Following are quotes taken from The Non-Chalcedonian Heretics: A Contribution to the Dialogue
Concerning the "Orthodoxy" of the Non-Chalcedonians
...

433: St. Cyril explicitly accepts two natures after the hypostatic union in his "Epistle to John of Antioch" (the Agreements of 433):

"With regard to the Evangelical and Apostolic expressions concerning the Lord, we know that men who are skilled in theology make some of them common to the one Person, while they divide others between the two Natures, ascribing those that are fitting to God to Divinity of Christ, and those that are lowly to His Humanity. On reading these sacred utterances of Yours, and finding that we ourselves think along the same lines—for there is one Lord, one Faith, one Baptism—, we glorified God the Saviour of all" [John Karmiris, Dogmatic and Creedal Statements of the Orthodox Church, Vol. 1 [Athens:1960]. p. 154], quoted in The Non-Chalcedonian Heretics, p 11]

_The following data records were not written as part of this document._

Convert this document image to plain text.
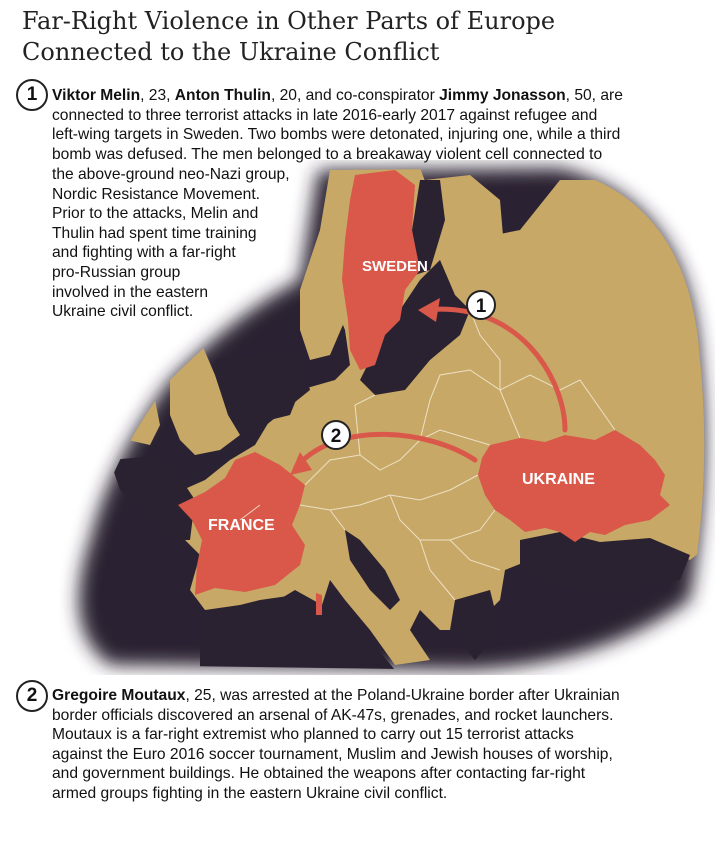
Far-Right Violence in Other Parts of Europe
Connected to the Ukraine Conflict
SWEDEN
UKRAINE
FRANCE
1
2
1 Viktor Melin, 23, Anton Thulin, 20, and co-conspirator Jimmy Jonasson, 50, are
connected to three terrorist attacks in late 2016-early 2017 against refugee and
left-wing targets in Sweden. Two bombs were detonated, injuring one, while a third
bomb was defused. The men belonged to a breakaway violent cell connected to
the above-ground neo-Nazi group,
Nordic Resistance Movement.
Prior to the attacks, Melin and
Thulin had spent time training
and fighting with a far-right
pro-Russian group
involved in the eastern
Ukraine civil conflict.
2 Gregoire Moutaux, 25, was arrested at the Poland-Ukraine border after Ukrainian
border officials discovered an arsenal of AK-47s, grenades, and rocket launchers.
Moutaux is a far-right extremist who planned to carry out 15 terrorist attacks
against the Euro 2016 soccer tournament, Muslim and Jewish houses of worship,
and government buildings. He obtained the weapons after contacting far-right
armed groups fighting in the eastern Ukraine civil conflict.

Saint Cyril replies to extremists who questioned the Agreements:

"We have not gone so mad as to anathematize our own views; but we abide by what we have written and by our way of thinking" [Epistle XXXVII, to Theognostos, Patrologia Graeca, Vol. LXXVII, Col. 169C; quote in The Non-Chalcedonian Heretics, p. 12].

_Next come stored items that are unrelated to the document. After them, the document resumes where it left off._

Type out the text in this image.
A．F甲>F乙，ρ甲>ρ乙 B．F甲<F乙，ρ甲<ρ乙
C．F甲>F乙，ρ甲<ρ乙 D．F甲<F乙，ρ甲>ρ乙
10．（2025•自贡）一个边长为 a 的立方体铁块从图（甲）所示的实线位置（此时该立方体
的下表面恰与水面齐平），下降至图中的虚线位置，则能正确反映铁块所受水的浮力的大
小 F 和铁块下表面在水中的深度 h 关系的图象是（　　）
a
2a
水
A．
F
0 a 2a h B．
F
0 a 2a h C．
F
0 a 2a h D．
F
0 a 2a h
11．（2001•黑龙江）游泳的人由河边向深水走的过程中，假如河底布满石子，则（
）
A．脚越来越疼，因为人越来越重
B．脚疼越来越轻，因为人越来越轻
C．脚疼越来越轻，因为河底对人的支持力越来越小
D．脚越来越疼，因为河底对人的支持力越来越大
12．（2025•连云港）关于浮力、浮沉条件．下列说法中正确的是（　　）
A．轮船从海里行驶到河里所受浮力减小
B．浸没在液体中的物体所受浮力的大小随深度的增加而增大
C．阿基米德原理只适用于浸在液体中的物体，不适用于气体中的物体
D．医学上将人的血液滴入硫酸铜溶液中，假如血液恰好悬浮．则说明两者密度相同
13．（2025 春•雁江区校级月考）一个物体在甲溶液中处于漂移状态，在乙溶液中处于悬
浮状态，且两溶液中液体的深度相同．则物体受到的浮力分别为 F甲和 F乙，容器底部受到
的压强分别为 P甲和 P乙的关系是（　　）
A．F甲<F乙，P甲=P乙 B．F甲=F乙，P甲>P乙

448: The Permanent Synod of Constantinople under Patriarch Flavian condemns Eutyches who rejects St. Cyrils Agreements.

449: Dioscoros presides over the Robber Synod and exonerates Eutyches, and deposes St. Flavian (who is beaten to death and replaced by an Alexandrian), and condemns all who accept the Agreements and anathematizes all who confess two natures [Fr. Geoges Florovsky, The Byzantine Fathers of the Fifth Century (Thessaloniki:1992), p 470; referenced in The Non-Chalcedonian Heretics, p. 13].

451: The Fourth Ecumenical Synod adopts all the teachings of St. Cyril, and condemns those who selectively choose some of them and reject others as heretical. St. Flavian is vindicated and the Robber Synod Annulled.

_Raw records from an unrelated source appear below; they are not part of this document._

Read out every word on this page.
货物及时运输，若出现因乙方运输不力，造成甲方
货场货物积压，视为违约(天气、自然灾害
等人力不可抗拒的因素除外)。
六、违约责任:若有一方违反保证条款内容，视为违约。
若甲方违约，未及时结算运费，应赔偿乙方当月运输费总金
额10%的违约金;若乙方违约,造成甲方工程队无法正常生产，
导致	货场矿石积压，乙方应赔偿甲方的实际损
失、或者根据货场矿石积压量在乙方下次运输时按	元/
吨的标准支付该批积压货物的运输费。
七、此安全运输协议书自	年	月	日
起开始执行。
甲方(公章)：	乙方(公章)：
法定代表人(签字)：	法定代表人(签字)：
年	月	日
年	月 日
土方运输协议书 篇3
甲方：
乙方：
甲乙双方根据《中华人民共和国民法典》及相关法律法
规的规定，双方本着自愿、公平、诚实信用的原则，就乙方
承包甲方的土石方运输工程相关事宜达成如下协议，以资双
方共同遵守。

457: Timothy Ailouros (another Monophysite "saint") condemns Saint Cyril on account of the agreements:

"Cyril... having excellently articulated the wise proclamation of Orthodoxy, showed himself to be fickle and is to be censured for teaching contrary doctrine: after previously proposing that we should speak of one nature of God the Word, he destroyed the dogma that he had formulated and is caught professing two Natures of Christ" [Timothy Ailouros, "Epistles to Kalonymos," Patrologia Graeca, Vol LXXXVI, Col. 276; quoted in The Non Chalcedonian Heretics, p. 13].

499: Philoxenos of Hierapolis convenes a synod in Constantinople and deposes the Orthodox Patriarch of Antioch (Flavian), and Severos, a Disciple of Timothy Ailouros (and another Monophysite "saint") is installed in his place [Ibid., p 14].

Severos also condemns St. Cyril's Agreements:

"The formulae used by the Holy Fathers concerning two Natures united in Christ should be set aside, even if they be Cyril's" [Patrologia Graeca, Vol. LXXXIX, Col. 103D. Saint Anastasios of Sinai preserves this quote of Severos in his works; quoted in The Non-Chalcedonian Heretics, p. 12].